Print

Print


In practice it seems to mean UTF-8. At least I've only seen UTF-8, and I can't imagine the code that processes this stuff being safe for UTF-16 or UTF-32. All of the offsets are byte-oriented, and there's too much legacy code that makes assumption about null-terminated strings.

-Tod

On Apr 17, 2012, at 6:55 PM, Jonathan Rochkind wrote:

> Okay, forget XML for a moment, let's just look at marc 'binary'.
> 
> First, for Anglophone-centric MARC21.
> 
> The LC docs don't actually say quite what I thought about leader byte 09, used to advertise encoding:
> 
> 
> a - UCS/Unicode
> Character coding in the record makes use of characters from the Universal Coded Character Set (UCS) (ISO 10646), or Unicode™, an industry subset.
> 
> 
> 
> That doesn't say UTF-8. It says UCS or "Unicode". What does that actually mean?  Does it mean UTF-8, or does it mean UTF-16 (closer to what used to be called "UCS" I think?).  Whatever it actually means, do people violate it in the wild?
> 
> 
> 
> Now we get to non-Anglophone centric marc.
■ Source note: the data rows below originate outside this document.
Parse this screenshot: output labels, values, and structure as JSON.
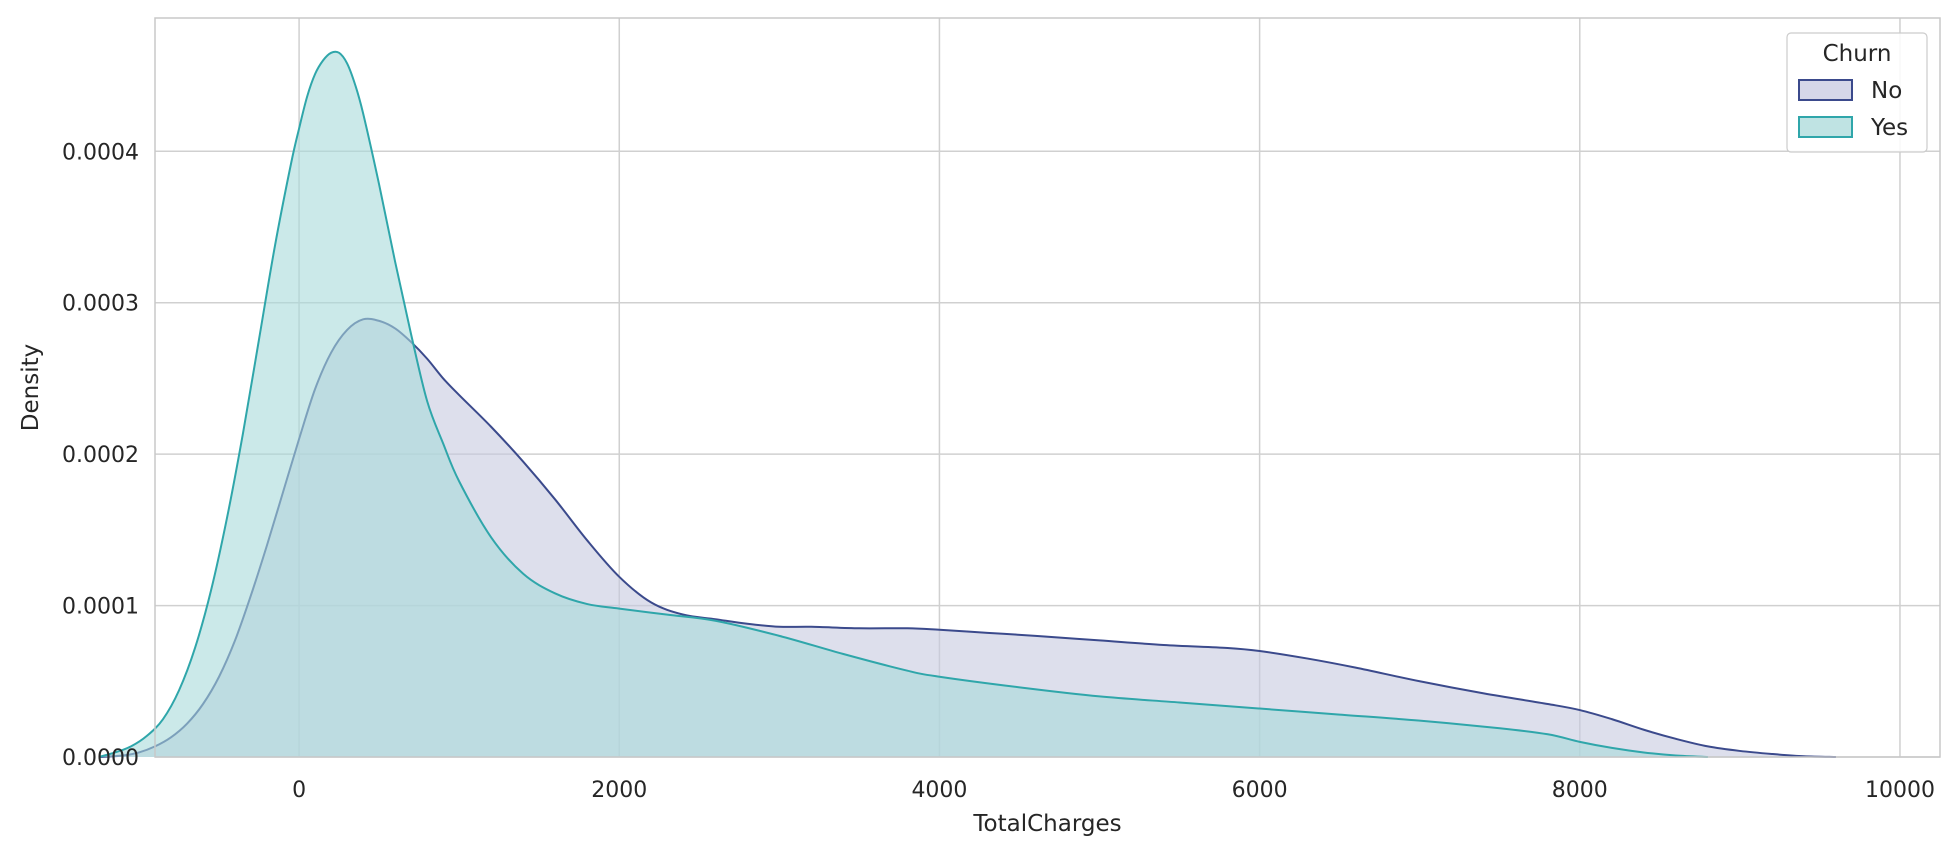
{
  "chart_data": {
    "type": "area",
    "title": "",
    "xlabel": "TotalCharges",
    "ylabel": "Density",
    "xlim": [
      -900,
      10250
    ],
    "ylim": [
      0,
      0.000488
    ],
    "grid": true,
    "x_ticks": [
      0,
      2000,
      4000,
      6000,
      8000,
      10000
    ],
    "x_tick_labels": [
      "0",
      "2000",
      "4000",
      "6000",
      "8000",
      "10000"
    ],
    "y_ticks": [
      0,
      0.0001,
      0.0002,
      0.0003,
      0.0004
    ],
    "y_tick_labels": [
      "0.0000",
      "0.0001",
      "0.0002",
      "0.0003",
      "0.0004"
    ],
    "legend": {
      "title": "Churn",
      "position": "top-right"
    },
    "series": [
      {
        "name": "No",
        "line_color": "#3b4a8c",
        "fill_color": "#c7c9e0",
        "x": [
          -1250,
          -1100,
          -1000,
          -900,
          -800,
          -700,
          -600,
          -500,
          -400,
          -300,
          -200,
          -100,
          0,
          100,
          200,
          300,
          400,
          500,
          600,
          700,
          800,
          900,
          1000,
          1200,
          1400,
          1600,
          1800,
          2000,
          2200,
          2400,
          2600,
          2800,
          3000,
          3200,
          3500,
          3800,
          4000,
          4300,
          4600,
          5000,
          5400,
          5800,
          6000,
          6300,
          6600,
          7000,
          7400,
          7800,
          8000,
          8200,
          8400,
          8600,
          8800,
          9000,
          9200,
          9400,
          9600
        ],
        "y": [
          0,
          1e-06,
          3e-06,
          7e-06,
          1.3e-05,
          2.2e-05,
          3.5e-05,
          5.3e-05,
          7.7e-05,
          0.000107,
          0.00014,
          0.000175,
          0.00021,
          0.000243,
          0.000267,
          0.000282,
          0.000289,
          0.000288,
          0.000283,
          0.000274,
          0.000263,
          0.00025,
          0.000239,
          0.000218,
          0.000195,
          0.00017,
          0.000143,
          0.000119,
          0.000102,
          9.4e-05,
          9.1e-05,
          8.8e-05,
          8.6e-05,
          8.6e-05,
          8.5e-05,
          8.5e-05,
          8.4e-05,
          8.2e-05,
          8e-05,
          7.7e-05,
          7.4e-05,
          7.2e-05,
          7e-05,
          6.5e-05,
          5.9e-05,
          5e-05,
          4.2e-05,
          3.5e-05,
          3.1e-05,
          2.5e-05,
          1.8e-05,
          1.2e-05,
          7e-06,
          4e-06,
          2e-06,
          5e-07,
          0
        ]
      },
      {
        "name": "Yes",
        "line_color": "#2fa6aa",
        "fill_color": "#a9dada",
        "x": [
          -1250,
          -1150,
          -1050,
          -950,
          -850,
          -750,
          -650,
          -550,
          -450,
          -350,
          -250,
          -150,
          -50,
          0,
          50,
          100,
          150,
          200,
          250,
          300,
          350,
          400,
          500,
          600,
          700,
          800,
          900,
          1000,
          1200,
          1400,
          1600,
          1800,
          2000,
          2300,
          2600,
          3000,
          3400,
          3800,
          4000,
          4500,
          5000,
          5500,
          6000,
          6500,
          7000,
          7500,
          7800,
          8000,
          8200,
          8400,
          8600,
          8800
        ],
        "y": [
          0,
          3e-06,
          7e-06,
          1.4e-05,
          2.5e-05,
          4.4e-05,
          7.2e-05,
          0.00011,
          0.000158,
          0.000214,
          0.000276,
          0.000338,
          0.000392,
          0.000415,
          0.000436,
          0.000451,
          0.00046,
          0.000465,
          0.000465,
          0.000458,
          0.000444,
          0.000425,
          0.000378,
          0.000327,
          0.000279,
          0.000235,
          0.000207,
          0.000182,
          0.000145,
          0.000121,
          0.000108,
          0.000101,
          9.8e-05,
          9.4e-05,
          9e-05,
          8e-05,
          6.8e-05,
          5.7e-05,
          5.3e-05,
          4.6e-05,
          4e-05,
          3.6e-05,
          3.2e-05,
          2.8e-05,
          2.4e-05,
          1.9e-05,
          1.5e-05,
          1e-05,
          6e-06,
          3e-06,
          1e-06,
          0
        ]
      }
    ]
  }
}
I think all of which is ISO_2709?  A standard which of course is not open access, so I can't get it to see what it says.
> 
> But leader 09 being used for encoding -- is that Marc21 specific, or is it true of any ISO-2709?  Marc8 and "unicode" being the only valid encodings can't be true of any ISO-2709, right?
> 
> Is there a generic ISO-2709 way to deal with this, or not so much?